Мирон начал священнодействовать с заварным чайником — чай, чуть душицы, чуть мяты… Почему-то он еще не согрелся после промозглого Андреевска.

— Так и будем молчать, Саша Волков? Почему же ты — мой конец?

— Потому… Потому, что Вы — чекист.

— Хм… Чека была расформирована очень давно, разве не знаешь?

— Неважно.

— Ладно. А чем тебе досадили э… чекисты?

— Сперва пытали. Потом — расстреляли. Еще в двадцать первом.

Точно, бред.

— Но ведь столько десятилетий прошло, даже и страны нет, где это было.

— Разрешите? Э… Мирон Павлинович, почему же без предупреждения пассажира взяли? С меня же голову снимут!

— Не снимут — потому, что мы не долетим.

— Не долетим — значит, не долетим, — Мирон начал отрабатывать вариант "противодействия захвату", — да ты садись, Иван, в ногах правды нет, чай пей, Саша, кстати, тоже.

— Нет.

— Как хочешь. Кстати, Саша, а как ты в это Чека угодил-то?

— Пробивался из Гагр к дому.

— Еще одна страна…

— Да. Был опознан и арестован в Екатеринодаре.

— Так. А что, тебя искали всерьез?

— Да.

— И почему?

— Я же у генерала Шкуро служил! В самой "Волчьей сотне"!
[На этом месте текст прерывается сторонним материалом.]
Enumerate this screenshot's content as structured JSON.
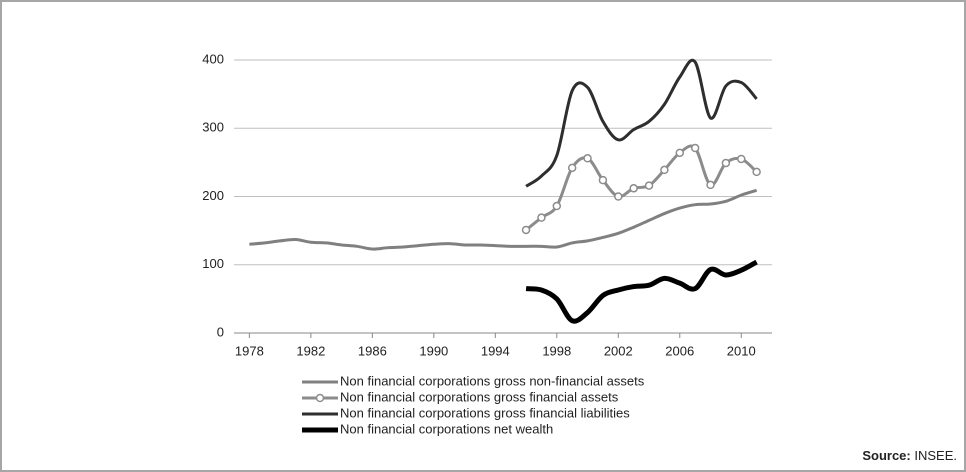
{
  "chart_data": {
    "type": "line",
    "xlim": [
      1977,
      2012
    ],
    "xticks": [
      1978,
      1982,
      1986,
      1990,
      1994,
      1998,
      2002,
      2006,
      2010
    ],
    "ylim": [
      0,
      400
    ],
    "yticks": [
      0,
      100,
      200,
      300,
      400
    ],
    "grid": true,
    "series": [
      {
        "name": "Non financial corporations gross non-financial assets",
        "color": "#808080",
        "marker": false,
        "width": 3,
        "x": [
          1978,
          1979,
          1980,
          1981,
          1982,
          1983,
          1984,
          1985,
          1986,
          1987,
          1988,
          1989,
          1990,
          1991,
          1992,
          1993,
          1994,
          1995,
          1996,
          1997,
          1998,
          1999,
          2000,
          2001,
          2002,
          2003,
          2004,
          2005,
          2006,
          2007,
          2008,
          2009,
          2010,
          2011
        ],
        "values": [
          130,
          132,
          135,
          137,
          133,
          132,
          129,
          127,
          123,
          125,
          126,
          128,
          130,
          131,
          129,
          129,
          128,
          127,
          127,
          127,
          126,
          132,
          135,
          140,
          146,
          155,
          165,
          175,
          183,
          188,
          189,
          193,
          202,
          209
        ]
      },
      {
        "name": "Non financial corporations gross financial assets",
        "color": "#8c8c8c",
        "marker": true,
        "width": 3,
        "x": [
          1996,
          1997,
          1998,
          1999,
          2000,
          2001,
          2002,
          2003,
          2004,
          2005,
          2006,
          2007,
          2008,
          2009,
          2010,
          2011
        ],
        "values": [
          151,
          169,
          186,
          242,
          256,
          224,
          200,
          212,
          216,
          239,
          264,
          271,
          217,
          249,
          255,
          236
        ]
      },
      {
        "name": "Non financial corporations gross financial liabilities",
        "color": "#2e2e2e",
        "marker": false,
        "width": 3,
        "x": [
          1996,
          1997,
          1998,
          1999,
          2000,
          2001,
          2002,
          2003,
          2004,
          2005,
          2006,
          2007,
          2008,
          2009,
          2010,
          2011
        ],
        "values": [
          215,
          230,
          260,
          355,
          360,
          310,
          283,
          298,
          310,
          335,
          375,
          397,
          315,
          362,
          367,
          343
        ]
      },
      {
        "name": "Non financial corporations net wealth",
        "color": "#000000",
        "marker": false,
        "width": 5,
        "x": [
          1996,
          1997,
          1998,
          1999,
          2000,
          2001,
          2002,
          2003,
          2004,
          2005,
          2006,
          2007,
          2008,
          2009,
          2010,
          2011
        ],
        "values": [
          65,
          63,
          50,
          18,
          30,
          55,
          63,
          68,
          70,
          80,
          73,
          65,
          93,
          85,
          92,
          104
        ]
      }
    ],
    "source_label": "Source:",
    "source_text": "INSEE."
  }
}
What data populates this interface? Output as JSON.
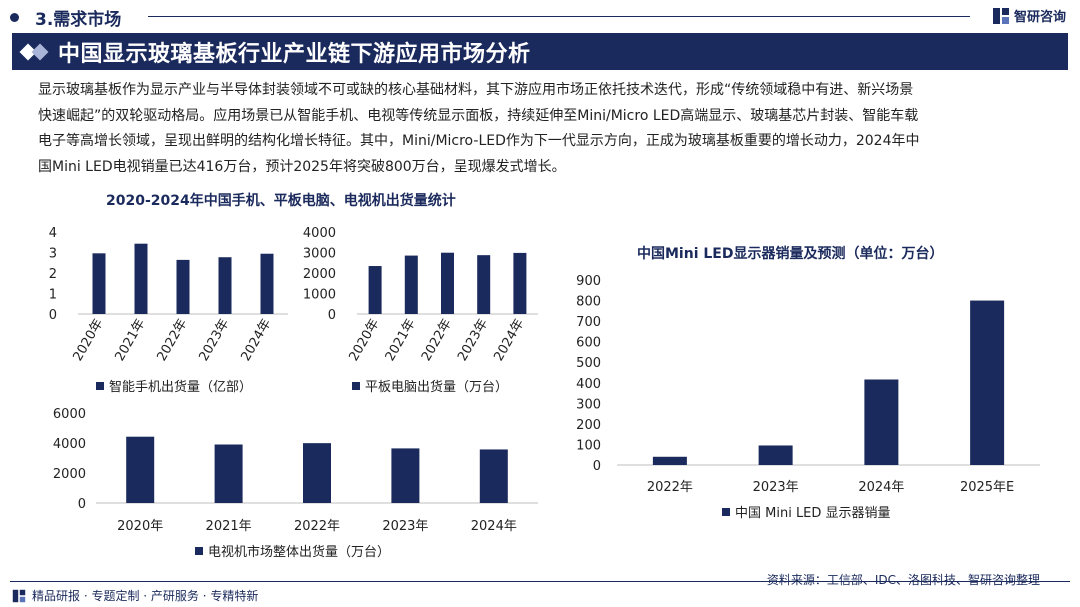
{
  "header": {
    "section": "3.需求市场",
    "brand": "智研咨询",
    "title": "中国显示玻璃基板行业产业链下游应用市场分析"
  },
  "paragraph": [
    "显示玻璃基板作为显示产业与半导体封装领域不可或缺的核心基础材料，其下游应用市场正依托技术迭代，形成“传统领域稳中有进、新兴场景",
    "快速崛起”的双轮驱动格局。应用场景已从智能手机、电视等传统显示面板，持续延伸至Mini/Micro LED高端显示、玻璃基芯片封装、智能车载",
    "电子等高增长领域，呈现出鲜明的结构化增长特征。其中，Mini/Micro-LED作为下一代显示方向，正成为玻璃基板重要的增长动力，2024年中",
    "国Mini LED电视销量已达416万台，预计2025年将突破800万台，呈现爆发式增长。"
  ],
  "left_group_title": "2020-2024年中国手机、平板电脑、电视机出货量统计",
  "colors": {
    "navy": "#1b2a5c",
    "text": "#222222",
    "axis": "#555555"
  },
  "chart_data": [
    {
      "id": "phone",
      "type": "bar",
      "categories": [
        "2020年",
        "2021年",
        "2022年",
        "2023年",
        "2024年"
      ],
      "series": [
        {
          "name": "智能手机出货量（亿部）",
          "values": [
            2.96,
            3.43,
            2.64,
            2.77,
            2.94
          ]
        }
      ],
      "ylim": [
        0,
        4
      ],
      "yticks": [
        0,
        1,
        2,
        3,
        4
      ],
      "legend": "bottom"
    },
    {
      "id": "tablet",
      "type": "bar",
      "categories": [
        "2020年",
        "2021年",
        "2022年",
        "2023年",
        "2024年"
      ],
      "series": [
        {
          "name": "平板电脑出货量（万台）",
          "values": [
            2340,
            2850,
            2990,
            2870,
            2980
          ]
        }
      ],
      "ylim": [
        0,
        4000
      ],
      "yticks": [
        0,
        1000,
        2000,
        3000,
        4000
      ],
      "legend": "bottom"
    },
    {
      "id": "tv",
      "type": "bar",
      "categories": [
        "2020年",
        "2021年",
        "2022年",
        "2023年",
        "2024年"
      ],
      "series": [
        {
          "name": "电视机市场整体出货量（万台）",
          "values": [
            4420,
            3900,
            3990,
            3640,
            3570
          ]
        }
      ],
      "ylim": [
        0,
        6000
      ],
      "yticks": [
        0,
        2000,
        4000,
        6000
      ],
      "legend": "bottom"
    },
    {
      "id": "miniled",
      "type": "bar",
      "title": "中国Mini LED显示器销量及预测（单位：万台）",
      "categories": [
        "2022年",
        "2023年",
        "2024年",
        "2025年E"
      ],
      "series": [
        {
          "name": "中国 Mini LED 显示器销量",
          "values": [
            40,
            95,
            416,
            800
          ]
        }
      ],
      "ylim": [
        0,
        900
      ],
      "yticks": [
        0,
        100,
        200,
        300,
        400,
        500,
        600,
        700,
        800,
        900
      ],
      "legend": "bottom"
    }
  ],
  "source": "资料来源：工信部、IDC、洛图科技、智研咨询整理",
  "footer": "精品研报 · 专题定制 · 产研服务 · 专精特新"
}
— Хм… Я могу это проверить одним вопросом.

— Проверяйте.

— Точнее, послушай-ка одну песню. Сейчас, сейчас… Вот, "ныне отпущаеши", хорошо отреставрирована… Давай-ка, давай…

Малоуместен распев на пятнадцати тысячах над землей и на полутора махах. Но… Почему бы ни послушать Козловского?

— Это брат генерала. Он что, выжил?

— Выжил, выжил… — Мирону было уже почти все равно, — он прожил интересную жизнь, о его родственниках узнали только после смерти, такие дела, Саша, такие дела…

— И его слушают?

— Тебя очень удивляет это?

— Да, пожалуй.

Ожила трансляция:

— Командира корабля приглашают на рабочее место, начинаем снижение.

— Саша, пересядь к иллюминатору, заход на посадку на нашей машине впечатляет.

— Я пойду, разбирайтесь сами, — Тучкин прошел вперед.

— Мне это неинтересно, — Саша раскрыл папку. И все кончилось в яркой вспышке.

"ОФИЦИАЛЬНОЕ СООБЩЕНИЕ. СЕГОДНЯ В АВИАКАТАСТРОФЕ ПОГИБ ЗАМ. НАЧАЛЬНИКА СЛУЖБЫ БЕЗОПАСНОСТИ ЮГО-ЗАПАДНОЙ ФЕДЕРАЦИИ ГЕНЕРАЛ-МАЙОР МИРОН ПАВЛИНОВИЧ НИЖНИЧЕНКО. ЕГО САМОЛЕТ ВЗОРВАЛСЯ В ВОЗДУХЕ, НЕ ДОЛЕТЕВ ДО АЭРОПОРТА ЮЖНЫЙ-СТОЛИЧНЫЙ ДВА КИЛОМЕТРА. НА БОРТУ, КРОМЕ ГЕНЕРАЛА НИЖНИЧЕНКО НАХОДИЛИСЬ ДВА ЧЛЕНА ЭКИПАЖА, КОТОРЫЕ ТАКЖЕ ПОГИБЛИ. ВЕДЕТСЯ РАССЛЕДОВАНИЕ." ВИЛЬНЮС. 13 ЯНВАРЯ 1991 НАШЕЙ ЭРЫ. ОБЩЕЖИТЕ ПОЛКА САУ, 23.30.

— Ну что тут скажешь, Балис… Твой дед был тем еще мужиком, пусть земля ему будет пухом…

Балис и Сергей выпили по третьей, не чокаясь. Как и положено на поминках. Одноклассник Балиса, а ныне майор, Сергей Клоков, хоть и проходил службу в родном Вильнюсе, но ни о приезде Балиса, ни о смерти его деда ничего не знал. Не знал до тех пор, пока час назад не встретил на улице подозрительно знакомого капитана. Ну а Гаяускасу, весь вчерашний день занятому похоронами и поминками, тоже было не до встреч со школьными друзьями.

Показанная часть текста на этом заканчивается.